The client should always be used as an async context manager to ensure proper resource cleanup:

# Recommended: Using async context manager
async with UnifiedLLMClient() as client:
    # Your code here
    pass

# Manual management (not recommended)
client = UnifiedLLMClient()
await client.initialize()
try:
    # Your code here
    pass
finally:
    await client.close()

Thread Safety

The UnifiedLLMClient is designed for use with asyncio and is not thread-safe.

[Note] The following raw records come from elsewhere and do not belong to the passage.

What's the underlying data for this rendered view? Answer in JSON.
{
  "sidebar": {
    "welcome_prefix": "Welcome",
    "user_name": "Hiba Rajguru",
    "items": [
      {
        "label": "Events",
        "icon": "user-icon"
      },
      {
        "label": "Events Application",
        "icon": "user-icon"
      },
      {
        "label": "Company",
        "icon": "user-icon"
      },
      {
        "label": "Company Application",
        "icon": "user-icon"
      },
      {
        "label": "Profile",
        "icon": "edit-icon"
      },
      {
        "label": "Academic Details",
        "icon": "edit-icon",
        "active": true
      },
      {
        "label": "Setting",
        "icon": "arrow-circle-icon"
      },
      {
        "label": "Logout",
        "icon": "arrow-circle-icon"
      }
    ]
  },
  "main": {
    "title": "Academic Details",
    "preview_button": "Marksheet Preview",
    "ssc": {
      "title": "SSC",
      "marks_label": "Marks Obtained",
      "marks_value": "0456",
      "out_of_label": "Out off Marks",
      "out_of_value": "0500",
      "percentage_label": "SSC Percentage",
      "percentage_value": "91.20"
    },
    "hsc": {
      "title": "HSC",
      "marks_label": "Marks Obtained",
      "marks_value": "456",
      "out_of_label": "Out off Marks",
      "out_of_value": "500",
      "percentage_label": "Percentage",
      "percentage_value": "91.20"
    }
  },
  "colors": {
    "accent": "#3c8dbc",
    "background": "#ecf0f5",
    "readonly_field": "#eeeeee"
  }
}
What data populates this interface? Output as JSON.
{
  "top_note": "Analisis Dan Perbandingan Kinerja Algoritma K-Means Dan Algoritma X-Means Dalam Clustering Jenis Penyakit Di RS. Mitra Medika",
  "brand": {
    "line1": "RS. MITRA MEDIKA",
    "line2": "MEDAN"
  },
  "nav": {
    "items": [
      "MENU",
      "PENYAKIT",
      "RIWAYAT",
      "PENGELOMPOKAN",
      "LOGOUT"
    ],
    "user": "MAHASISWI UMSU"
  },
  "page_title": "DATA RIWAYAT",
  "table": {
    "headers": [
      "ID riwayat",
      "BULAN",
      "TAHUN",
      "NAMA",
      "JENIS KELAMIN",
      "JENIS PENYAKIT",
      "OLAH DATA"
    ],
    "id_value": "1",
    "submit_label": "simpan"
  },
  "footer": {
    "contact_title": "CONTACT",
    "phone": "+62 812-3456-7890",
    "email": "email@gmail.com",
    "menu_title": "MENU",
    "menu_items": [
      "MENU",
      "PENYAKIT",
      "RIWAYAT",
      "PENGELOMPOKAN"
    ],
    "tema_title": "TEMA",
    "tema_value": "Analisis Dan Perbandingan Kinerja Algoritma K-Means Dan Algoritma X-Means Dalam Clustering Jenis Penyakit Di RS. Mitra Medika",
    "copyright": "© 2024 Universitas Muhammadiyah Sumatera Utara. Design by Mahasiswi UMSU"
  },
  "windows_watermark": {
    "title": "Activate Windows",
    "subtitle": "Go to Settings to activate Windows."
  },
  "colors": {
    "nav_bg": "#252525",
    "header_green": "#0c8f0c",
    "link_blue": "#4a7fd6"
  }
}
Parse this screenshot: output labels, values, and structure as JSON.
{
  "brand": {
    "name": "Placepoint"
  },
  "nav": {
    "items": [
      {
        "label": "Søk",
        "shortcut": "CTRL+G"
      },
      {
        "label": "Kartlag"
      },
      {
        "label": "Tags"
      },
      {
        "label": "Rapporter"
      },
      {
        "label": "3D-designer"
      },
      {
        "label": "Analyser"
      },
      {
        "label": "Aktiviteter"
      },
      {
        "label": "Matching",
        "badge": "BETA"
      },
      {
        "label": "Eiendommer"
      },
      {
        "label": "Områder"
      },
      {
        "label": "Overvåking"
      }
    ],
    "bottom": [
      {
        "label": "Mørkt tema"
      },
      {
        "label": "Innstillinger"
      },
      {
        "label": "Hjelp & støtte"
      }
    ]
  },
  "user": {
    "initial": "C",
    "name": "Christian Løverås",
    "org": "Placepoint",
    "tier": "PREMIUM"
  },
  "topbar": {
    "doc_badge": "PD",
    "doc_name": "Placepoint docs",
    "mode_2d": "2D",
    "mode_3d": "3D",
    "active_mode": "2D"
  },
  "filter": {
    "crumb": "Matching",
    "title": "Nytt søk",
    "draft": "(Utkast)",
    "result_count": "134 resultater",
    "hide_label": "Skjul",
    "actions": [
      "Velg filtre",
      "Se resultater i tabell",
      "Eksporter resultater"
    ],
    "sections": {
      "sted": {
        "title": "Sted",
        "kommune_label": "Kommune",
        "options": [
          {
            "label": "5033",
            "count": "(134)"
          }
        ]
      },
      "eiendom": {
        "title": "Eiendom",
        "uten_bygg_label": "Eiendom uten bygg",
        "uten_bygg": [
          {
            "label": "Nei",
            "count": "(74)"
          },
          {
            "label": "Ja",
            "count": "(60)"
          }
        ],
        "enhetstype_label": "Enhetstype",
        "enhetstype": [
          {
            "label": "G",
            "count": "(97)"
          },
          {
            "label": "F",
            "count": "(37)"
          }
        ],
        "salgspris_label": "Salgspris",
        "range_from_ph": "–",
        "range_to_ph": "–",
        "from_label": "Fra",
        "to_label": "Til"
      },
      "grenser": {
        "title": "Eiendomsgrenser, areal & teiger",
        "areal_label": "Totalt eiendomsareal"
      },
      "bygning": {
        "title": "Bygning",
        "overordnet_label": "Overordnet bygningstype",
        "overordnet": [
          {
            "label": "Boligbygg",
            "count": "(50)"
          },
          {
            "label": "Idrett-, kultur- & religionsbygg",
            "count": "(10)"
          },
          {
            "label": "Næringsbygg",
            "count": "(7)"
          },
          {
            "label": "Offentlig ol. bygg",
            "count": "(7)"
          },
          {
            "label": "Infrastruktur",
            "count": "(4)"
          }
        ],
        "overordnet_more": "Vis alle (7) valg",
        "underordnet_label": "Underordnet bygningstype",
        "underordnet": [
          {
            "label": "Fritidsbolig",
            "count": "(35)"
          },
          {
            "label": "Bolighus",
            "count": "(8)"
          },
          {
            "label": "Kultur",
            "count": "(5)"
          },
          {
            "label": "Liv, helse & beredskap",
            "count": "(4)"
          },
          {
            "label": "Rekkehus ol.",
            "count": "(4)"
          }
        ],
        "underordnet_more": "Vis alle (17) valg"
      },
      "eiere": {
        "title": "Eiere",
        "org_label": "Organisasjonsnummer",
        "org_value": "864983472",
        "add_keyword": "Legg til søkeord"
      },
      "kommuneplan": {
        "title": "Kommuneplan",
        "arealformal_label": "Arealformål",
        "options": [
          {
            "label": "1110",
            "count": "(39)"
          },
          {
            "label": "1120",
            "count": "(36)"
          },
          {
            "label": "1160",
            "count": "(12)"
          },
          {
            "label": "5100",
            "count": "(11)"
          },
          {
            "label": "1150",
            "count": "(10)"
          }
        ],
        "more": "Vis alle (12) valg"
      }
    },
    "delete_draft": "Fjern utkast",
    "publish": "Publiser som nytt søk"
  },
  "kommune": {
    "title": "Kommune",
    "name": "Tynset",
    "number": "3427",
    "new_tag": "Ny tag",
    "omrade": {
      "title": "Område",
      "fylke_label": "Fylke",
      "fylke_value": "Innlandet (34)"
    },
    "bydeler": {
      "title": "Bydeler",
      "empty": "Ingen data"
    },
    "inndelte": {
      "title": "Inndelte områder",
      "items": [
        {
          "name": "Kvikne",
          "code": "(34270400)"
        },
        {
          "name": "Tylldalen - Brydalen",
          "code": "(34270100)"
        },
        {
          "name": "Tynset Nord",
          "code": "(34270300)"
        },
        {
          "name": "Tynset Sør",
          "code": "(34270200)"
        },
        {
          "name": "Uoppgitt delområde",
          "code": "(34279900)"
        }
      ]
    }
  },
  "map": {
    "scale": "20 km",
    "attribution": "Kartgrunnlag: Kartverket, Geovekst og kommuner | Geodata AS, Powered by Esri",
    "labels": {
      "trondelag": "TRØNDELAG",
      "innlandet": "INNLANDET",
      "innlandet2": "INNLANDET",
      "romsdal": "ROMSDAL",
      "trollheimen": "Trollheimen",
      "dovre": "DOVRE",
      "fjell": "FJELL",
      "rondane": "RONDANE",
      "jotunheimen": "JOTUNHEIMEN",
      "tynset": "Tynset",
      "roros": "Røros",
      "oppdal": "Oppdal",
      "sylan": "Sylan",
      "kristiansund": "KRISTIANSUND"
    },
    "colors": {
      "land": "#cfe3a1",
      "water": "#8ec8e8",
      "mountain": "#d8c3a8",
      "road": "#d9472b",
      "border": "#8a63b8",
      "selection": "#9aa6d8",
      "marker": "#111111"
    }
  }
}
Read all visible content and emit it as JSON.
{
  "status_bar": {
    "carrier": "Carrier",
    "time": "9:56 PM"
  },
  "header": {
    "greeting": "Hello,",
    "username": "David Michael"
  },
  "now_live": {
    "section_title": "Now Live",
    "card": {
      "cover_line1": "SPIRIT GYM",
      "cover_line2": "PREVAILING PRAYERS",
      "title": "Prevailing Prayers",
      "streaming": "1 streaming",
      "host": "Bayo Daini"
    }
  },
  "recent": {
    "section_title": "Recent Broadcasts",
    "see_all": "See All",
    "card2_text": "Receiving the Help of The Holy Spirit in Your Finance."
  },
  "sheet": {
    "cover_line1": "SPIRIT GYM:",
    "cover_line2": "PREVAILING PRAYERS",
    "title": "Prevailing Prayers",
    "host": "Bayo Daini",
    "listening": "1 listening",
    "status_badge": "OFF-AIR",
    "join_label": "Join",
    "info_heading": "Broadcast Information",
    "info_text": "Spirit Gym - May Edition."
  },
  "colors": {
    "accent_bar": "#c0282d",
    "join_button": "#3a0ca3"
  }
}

Each thread should have its own client instance:

import asyncio
import threading

async def worker():
    async with UnifiedLLMClient() as client:
        # Each thread gets its own client
        config = RequestConfig(model="qwen-plus")
        response = await client.generate("Hello", config)
        print(response.content)

def run_in_thread():
    asyncio.run(worker())

# Start multiple threads
threads = []
for i in range(3):
    thread = threading.Thread(target=run_in_thread)
    threads.append(thread)
    thread.start()

for thread in threads:
    thread.join()

Performance Considerations

Connection Pooling: The client maintains connection pools for each provider
Async Operations: All operations are async for better concurrency
Resource Management: Use context managers for automatic cleanup
Caching: Provider configurations are cached for better performance

Note

The client automatically initializes providers on first use. This means the first request to a provider may take slightly longer as the provider is set up.

Warning

Always use the client as an async context manager or manually call close() to ensure proper cleanup of resources.